Il sistema sovietico spiava il mondo e si sforzò di spiarne anche altri:
probabilmente il volo di Juri Gagarin fu dovuto a questo, a volontà di
spiare senza confini, più che di potenza e di gara con gli Usa. Nella
corrispondenza da Mosca di Anna Zafesova ("La Stampa" dello scorso 6
febbraio) si parla di rivelazioni tutto sommato modeste sull'attività
spionistica nel mondo degli Alieni da parte del Kgb: nei suoi archivi le
cartelle ufologiche saranno in numero sterminato, e senza polvere sopra.
Quanto alla Cia, non c'è da scherzare. Sappiamo che Sergei Korolev, il Von
Braun sovietico, fu richiesto espressamente da Stalin di un rapporto sugli
Ufo nel 1948. Infatti, da un anno il Cremlino era agitato da uno spettro,
che neppure oggi è andato in pensione: l'incidente alla base di Roswell in
New Mexico, dove un Ignoto Oggetto Volante precipitò il 4 luglio 1947 con
Qualcuno all'interno, evento che non si è mai più ripetuto. Trucco o
mistero? Di quei corpi fu fatta regolare autopsia, poi certamente non furono
cremati.
Il museo della base espone delle copie, esseri umanoidi che ricordano la
mummia di Grottarossa del I secolo dopo Cristo, vergognosamente ancora
sepolta nei depositi del Museo Nazionale Romano: però la deliziosa bambina
ingioiellata non aveva mani ad artiglio... L'ipotesi storica più
appassionante su Roswell è che l'evento abbia determinato una collaborazione
segreta Usa-Urss ininterrotta (proseguita, via via meno segreta fino a oggi,
con Putin e la Federazione Russa) dissimulata da una Guerra Fredda di
facciata, combattuta esclusivamente sulla pelle degli altri, localmente.
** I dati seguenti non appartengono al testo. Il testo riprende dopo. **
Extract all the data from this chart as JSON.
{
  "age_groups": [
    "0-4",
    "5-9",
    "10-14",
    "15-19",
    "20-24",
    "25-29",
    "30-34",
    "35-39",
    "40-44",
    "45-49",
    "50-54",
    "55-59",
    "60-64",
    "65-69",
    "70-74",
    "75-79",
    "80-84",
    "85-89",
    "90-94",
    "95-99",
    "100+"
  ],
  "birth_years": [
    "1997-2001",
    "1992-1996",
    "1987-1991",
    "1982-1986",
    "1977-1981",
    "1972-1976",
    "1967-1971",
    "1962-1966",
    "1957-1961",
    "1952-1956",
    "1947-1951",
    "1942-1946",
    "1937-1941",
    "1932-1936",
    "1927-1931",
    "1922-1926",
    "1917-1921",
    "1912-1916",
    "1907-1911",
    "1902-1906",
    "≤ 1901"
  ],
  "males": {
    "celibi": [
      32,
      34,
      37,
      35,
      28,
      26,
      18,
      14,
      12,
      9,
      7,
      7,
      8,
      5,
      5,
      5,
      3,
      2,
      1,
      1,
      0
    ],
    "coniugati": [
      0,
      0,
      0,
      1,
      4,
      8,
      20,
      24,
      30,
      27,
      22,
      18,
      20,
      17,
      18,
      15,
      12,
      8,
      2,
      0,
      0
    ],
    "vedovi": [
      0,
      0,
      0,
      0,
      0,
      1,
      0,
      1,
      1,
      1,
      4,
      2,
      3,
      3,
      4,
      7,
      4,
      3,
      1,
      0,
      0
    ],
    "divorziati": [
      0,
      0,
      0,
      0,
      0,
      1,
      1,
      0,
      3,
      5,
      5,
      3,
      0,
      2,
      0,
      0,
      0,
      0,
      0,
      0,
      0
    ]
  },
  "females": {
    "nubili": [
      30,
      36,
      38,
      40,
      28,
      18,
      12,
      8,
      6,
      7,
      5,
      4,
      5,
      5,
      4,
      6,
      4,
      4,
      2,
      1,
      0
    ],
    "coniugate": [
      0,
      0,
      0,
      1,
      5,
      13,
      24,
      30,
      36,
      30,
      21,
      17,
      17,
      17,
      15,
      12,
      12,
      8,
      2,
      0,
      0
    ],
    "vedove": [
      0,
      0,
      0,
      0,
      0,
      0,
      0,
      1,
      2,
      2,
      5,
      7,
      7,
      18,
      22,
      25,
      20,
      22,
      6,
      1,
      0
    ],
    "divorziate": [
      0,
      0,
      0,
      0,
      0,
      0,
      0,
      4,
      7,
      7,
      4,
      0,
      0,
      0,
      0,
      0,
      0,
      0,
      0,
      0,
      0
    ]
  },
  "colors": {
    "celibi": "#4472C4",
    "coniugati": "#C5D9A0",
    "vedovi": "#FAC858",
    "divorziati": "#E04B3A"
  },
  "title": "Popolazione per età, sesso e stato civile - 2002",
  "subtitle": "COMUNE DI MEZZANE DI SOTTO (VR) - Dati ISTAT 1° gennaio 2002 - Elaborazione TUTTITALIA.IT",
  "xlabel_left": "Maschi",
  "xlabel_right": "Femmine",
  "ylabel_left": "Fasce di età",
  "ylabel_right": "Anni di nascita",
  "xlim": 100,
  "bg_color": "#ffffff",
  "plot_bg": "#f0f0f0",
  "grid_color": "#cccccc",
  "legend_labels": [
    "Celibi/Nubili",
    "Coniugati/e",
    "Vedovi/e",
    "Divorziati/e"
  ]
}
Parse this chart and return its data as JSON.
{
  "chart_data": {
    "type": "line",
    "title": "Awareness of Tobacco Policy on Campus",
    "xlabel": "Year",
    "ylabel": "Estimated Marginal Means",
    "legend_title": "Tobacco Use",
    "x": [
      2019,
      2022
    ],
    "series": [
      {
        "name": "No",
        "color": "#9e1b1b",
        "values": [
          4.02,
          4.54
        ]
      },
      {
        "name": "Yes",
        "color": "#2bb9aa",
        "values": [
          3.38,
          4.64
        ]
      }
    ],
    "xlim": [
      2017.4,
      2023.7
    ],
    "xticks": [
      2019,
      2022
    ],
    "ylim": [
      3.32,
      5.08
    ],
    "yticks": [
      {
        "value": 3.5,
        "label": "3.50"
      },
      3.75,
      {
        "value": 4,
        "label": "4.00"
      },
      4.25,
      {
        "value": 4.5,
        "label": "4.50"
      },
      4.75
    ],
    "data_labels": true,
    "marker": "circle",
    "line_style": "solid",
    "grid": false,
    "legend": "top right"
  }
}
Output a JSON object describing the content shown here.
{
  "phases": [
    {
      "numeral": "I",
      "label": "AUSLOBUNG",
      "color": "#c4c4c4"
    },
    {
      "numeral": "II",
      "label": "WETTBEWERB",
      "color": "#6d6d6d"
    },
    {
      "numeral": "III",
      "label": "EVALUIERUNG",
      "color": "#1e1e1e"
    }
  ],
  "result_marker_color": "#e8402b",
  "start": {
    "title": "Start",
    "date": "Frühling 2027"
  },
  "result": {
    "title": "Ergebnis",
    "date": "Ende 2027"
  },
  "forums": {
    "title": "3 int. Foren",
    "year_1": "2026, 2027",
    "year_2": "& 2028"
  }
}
A differenza degli Europei e dell'indifferente drago asiatico, le
superpotenze si sono lasciate attirare dalla divina voluptas atque horror
che emana dagli spazi infiniti e dai loro crudeli e impressionanti segnali
(non sorvoli soltanto ma oscure stragi di be- stiame torturato, inspiegabili
rapimenti di persone).
Oggi il Search for Extraterrestrial Intelligence (Seti) con una batteria di
milioni di ordinatori setaccia i baratri stellari in caccia di segnali
elettromagnetici di Alieni, ma è puro delirio di psiche calcolante, quando
sa- rebbe molto più intelligente fermarsi un momento e cercare vicino l'
inafferrabilmente lontano, essere pronti a percepire certi segnali psichici,
onirici e telepatici, oltre che vibrazioni elettromagnetiche - e all'
inesplicabilità di una quantità di eventi e di crimini, e di fe- nomeni
frettolosamente attribuiti alla superstizione o alla sfera religiosa dare un
senso simbolico e "tendere l'orecchio, tenderlo all'estremo" come dice l'
oracolo protoisaitico, l'orecchio di carne, l'orecchio che mente di meno...
Il salvagente non ci è buttato dalle certezze, da nessuna di queste: è alle
grandi incertezze soltanto che da sempre si agitano le braccia naufraghe.